Download the pretrained weights from sam2.1_hiera_s_endo18. Place the file at project_root/checkpoints/sam2.1_hiera_s_endo18.pth.

python tools/vos_inference.py --sam2_cfg configs/sam2.1/sam2.1_hiera_s.yaml --sam2_checkpoint ./checkpoints/sam2.1_hiera_s_endo18.pth --output_mask_dir ./results/sam2.1/endovis_2018/instrument --input_mask_dir ./datasets/VOS-Endovis18/valid/VOS/Annotations_vos_instrument --base_video_dir ./datasets/VOS-Endovis18/valid/JPEGImages --gt_root ./datasets/VOS-Endovis18/valid/Annotations --gpu_id 0

Demo

Demo data from Endovis 2018 can be downloaded from 2018 demo data.

After downloading, arrange the files according to the following structure:

project_root/
└── datasets/
    └── endovis18/
        └── images/
            └── seq_2/
                └── ...

Acknowledgement

This research utilizes datasets from Endovis 2017 and Endovis 2018.. If you wish to use these datasets, please request access through their respective official websites.

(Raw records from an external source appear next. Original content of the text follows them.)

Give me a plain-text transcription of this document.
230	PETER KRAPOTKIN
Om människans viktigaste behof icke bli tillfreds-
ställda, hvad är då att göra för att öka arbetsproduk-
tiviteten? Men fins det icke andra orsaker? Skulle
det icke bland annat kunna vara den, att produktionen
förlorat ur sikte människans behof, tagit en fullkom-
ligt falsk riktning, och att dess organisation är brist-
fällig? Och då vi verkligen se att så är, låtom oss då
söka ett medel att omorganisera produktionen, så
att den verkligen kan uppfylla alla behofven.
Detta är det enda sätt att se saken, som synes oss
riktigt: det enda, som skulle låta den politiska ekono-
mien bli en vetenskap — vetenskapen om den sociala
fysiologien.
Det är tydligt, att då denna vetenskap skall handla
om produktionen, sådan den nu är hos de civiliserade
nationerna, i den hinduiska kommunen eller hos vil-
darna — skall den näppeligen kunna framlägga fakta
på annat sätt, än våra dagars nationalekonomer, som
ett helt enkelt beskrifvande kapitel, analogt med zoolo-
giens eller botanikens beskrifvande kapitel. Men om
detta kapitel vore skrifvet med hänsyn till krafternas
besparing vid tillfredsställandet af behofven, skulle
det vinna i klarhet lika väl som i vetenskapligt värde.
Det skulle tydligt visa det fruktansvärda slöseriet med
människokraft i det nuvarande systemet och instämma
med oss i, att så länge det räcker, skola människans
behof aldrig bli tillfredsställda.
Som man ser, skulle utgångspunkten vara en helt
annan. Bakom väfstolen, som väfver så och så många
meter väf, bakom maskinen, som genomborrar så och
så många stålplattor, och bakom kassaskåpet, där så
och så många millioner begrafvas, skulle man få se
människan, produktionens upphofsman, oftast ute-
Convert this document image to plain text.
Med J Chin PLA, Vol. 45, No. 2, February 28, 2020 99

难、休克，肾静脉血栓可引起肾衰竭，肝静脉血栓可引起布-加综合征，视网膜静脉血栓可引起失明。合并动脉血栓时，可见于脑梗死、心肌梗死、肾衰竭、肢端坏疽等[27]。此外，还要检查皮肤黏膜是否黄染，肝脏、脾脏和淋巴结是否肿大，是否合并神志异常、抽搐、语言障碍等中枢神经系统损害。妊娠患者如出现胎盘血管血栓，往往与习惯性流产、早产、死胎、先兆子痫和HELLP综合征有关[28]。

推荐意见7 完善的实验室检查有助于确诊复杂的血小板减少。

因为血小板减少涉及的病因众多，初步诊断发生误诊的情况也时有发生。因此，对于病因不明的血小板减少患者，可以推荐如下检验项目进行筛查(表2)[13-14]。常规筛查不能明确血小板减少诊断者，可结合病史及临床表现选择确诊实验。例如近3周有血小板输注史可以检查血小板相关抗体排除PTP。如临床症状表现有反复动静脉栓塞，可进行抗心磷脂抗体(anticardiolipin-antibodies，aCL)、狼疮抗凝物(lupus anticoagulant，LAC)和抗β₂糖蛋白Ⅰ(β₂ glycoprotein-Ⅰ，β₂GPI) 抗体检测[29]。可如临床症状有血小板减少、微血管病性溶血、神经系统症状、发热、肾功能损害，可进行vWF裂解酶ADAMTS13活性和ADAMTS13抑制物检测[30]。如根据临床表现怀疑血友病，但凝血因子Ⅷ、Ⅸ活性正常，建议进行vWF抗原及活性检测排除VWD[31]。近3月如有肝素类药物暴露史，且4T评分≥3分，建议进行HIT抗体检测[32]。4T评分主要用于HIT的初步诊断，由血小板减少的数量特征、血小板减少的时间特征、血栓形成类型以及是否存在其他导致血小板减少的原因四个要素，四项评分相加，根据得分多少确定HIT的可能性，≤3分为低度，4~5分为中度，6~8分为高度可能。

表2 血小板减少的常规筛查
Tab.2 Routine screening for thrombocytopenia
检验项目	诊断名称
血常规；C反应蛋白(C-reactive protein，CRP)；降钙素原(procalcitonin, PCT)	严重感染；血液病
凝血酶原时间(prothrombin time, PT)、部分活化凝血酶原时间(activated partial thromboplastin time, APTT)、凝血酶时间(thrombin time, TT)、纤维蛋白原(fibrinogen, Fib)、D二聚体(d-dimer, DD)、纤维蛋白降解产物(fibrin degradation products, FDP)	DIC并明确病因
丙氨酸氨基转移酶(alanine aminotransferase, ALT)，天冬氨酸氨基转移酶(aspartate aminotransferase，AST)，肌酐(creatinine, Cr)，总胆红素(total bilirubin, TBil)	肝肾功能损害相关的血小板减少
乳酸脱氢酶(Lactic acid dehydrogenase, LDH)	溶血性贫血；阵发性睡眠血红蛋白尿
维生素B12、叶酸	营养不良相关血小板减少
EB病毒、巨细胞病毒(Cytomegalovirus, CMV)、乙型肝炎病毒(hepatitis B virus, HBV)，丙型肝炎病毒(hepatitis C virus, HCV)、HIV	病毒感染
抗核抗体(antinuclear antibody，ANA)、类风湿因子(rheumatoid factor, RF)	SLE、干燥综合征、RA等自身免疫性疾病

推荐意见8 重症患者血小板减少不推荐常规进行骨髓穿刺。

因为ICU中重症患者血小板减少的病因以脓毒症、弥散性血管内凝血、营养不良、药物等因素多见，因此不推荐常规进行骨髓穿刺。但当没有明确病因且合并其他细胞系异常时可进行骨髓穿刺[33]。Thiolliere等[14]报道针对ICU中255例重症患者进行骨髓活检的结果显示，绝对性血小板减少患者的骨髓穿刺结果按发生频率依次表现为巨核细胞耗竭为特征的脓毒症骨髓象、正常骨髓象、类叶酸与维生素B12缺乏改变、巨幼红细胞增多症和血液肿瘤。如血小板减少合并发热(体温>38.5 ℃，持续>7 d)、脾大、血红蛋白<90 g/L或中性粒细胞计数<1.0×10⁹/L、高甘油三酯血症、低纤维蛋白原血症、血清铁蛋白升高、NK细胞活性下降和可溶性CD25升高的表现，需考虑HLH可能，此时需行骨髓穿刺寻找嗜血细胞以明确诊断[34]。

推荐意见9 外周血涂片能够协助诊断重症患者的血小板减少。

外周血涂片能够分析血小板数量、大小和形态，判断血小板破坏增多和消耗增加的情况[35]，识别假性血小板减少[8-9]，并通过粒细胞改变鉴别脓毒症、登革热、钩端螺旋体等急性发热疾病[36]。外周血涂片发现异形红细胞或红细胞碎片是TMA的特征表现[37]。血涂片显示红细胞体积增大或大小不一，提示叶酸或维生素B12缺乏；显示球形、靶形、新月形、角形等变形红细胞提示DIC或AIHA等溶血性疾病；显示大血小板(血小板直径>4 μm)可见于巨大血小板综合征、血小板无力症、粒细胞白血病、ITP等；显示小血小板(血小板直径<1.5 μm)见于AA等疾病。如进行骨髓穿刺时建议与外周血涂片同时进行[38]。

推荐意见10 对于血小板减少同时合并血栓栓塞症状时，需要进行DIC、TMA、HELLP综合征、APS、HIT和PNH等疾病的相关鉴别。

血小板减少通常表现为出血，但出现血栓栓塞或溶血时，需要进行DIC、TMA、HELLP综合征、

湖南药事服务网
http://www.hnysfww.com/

Our implementation builds upon the segment anything 2 framework. We extend our sincere appreciation to the authors for their outstanding work and significant contributions to the field of video segmentation.

Citation

@misc{liu2024surgicalsam2realtime,
 title={Surgical SAM 2: Real-time Segment Anything in Surgical Video by Efficient Frame Pruning}, 
author={Haofeng Liu and Erli Zhang and Junde Wu and Mingxuan Hong and Yueming Jin},
 year={2024},
 eprint={2408.07931},
 archivePrefix={arXiv},
 primaryClass={cs.CV},
 url={https://arxiv.org/abs/2408.07931}, 
}